O nome da cerveja é uma referência à música “The Trooper”, um dos grandes sucessos do Iron Maiden, a histórica banda de heavy metal nascida na Inglaterra, em meados dos anos 1970, e que se tornou também um exemplo para o mundo dos negócios. Principalmente pela inquietação de seu frontman, Bruce Dickinson, vocalista, empresário, piloto de avião – é ele quem conduz o Ed Force One, o Boeing 747-400 Jumbo da própria banda –, esgrimista e, entre outras coisas, mestre cervejeiro. “Ele tem uma resposta muito rápida para os sabores”, comenta Victor, sobre a habilidade de Bruce experimentando cervejas. 
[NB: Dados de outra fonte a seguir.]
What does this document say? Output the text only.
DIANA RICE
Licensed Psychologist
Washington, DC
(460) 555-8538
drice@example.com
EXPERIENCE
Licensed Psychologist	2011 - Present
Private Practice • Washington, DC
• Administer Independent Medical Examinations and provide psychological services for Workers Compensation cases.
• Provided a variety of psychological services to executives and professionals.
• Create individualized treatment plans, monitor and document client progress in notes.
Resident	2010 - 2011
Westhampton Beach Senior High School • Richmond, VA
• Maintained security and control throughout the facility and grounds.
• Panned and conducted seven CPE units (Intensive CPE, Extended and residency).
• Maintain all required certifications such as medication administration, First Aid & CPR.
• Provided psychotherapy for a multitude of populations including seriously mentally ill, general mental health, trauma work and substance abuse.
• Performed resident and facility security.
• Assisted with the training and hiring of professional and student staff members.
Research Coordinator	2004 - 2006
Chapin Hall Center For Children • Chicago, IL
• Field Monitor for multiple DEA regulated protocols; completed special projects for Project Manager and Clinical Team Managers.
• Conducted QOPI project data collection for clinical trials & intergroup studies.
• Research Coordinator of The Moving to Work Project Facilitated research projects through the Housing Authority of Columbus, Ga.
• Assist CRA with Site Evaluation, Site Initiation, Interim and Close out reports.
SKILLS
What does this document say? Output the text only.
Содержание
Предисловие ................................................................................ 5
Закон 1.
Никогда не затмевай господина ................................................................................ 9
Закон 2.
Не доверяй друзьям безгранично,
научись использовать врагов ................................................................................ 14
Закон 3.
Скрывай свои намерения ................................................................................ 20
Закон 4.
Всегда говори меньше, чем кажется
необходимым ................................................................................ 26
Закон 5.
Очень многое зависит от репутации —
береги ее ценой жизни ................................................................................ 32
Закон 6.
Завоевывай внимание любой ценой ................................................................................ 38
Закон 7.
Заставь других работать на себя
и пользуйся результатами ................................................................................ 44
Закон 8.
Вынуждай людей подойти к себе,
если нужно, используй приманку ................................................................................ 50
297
A Trooper Brasil Ipa também é uma cerveja original do Iron Maiden, e foi desenvolvida em parceira pela Bodebrown e pela banda, representada pelo Bruce. O mais interessante é que foi o grupo quem procurou a cervejaria. Os irmãos Samuel e Paulo Cavalcanti, proprietários da Bodebrown, costumam rodar o mundo em busca de informação, conhecimento, novas ideias e oportunidades de negócio. E por isso já cultivavam boas relações no mercado inglês, a ponto de serem convidados pela Adnams Brewery para produzir uma pale ale lá na Inglaterra. “Essa cerveja foi distribuída em muitos bares, levando o nome da Bodebrown, e alguém deve tê-la apresentado ao pessoal do Iron”, diz Victor. 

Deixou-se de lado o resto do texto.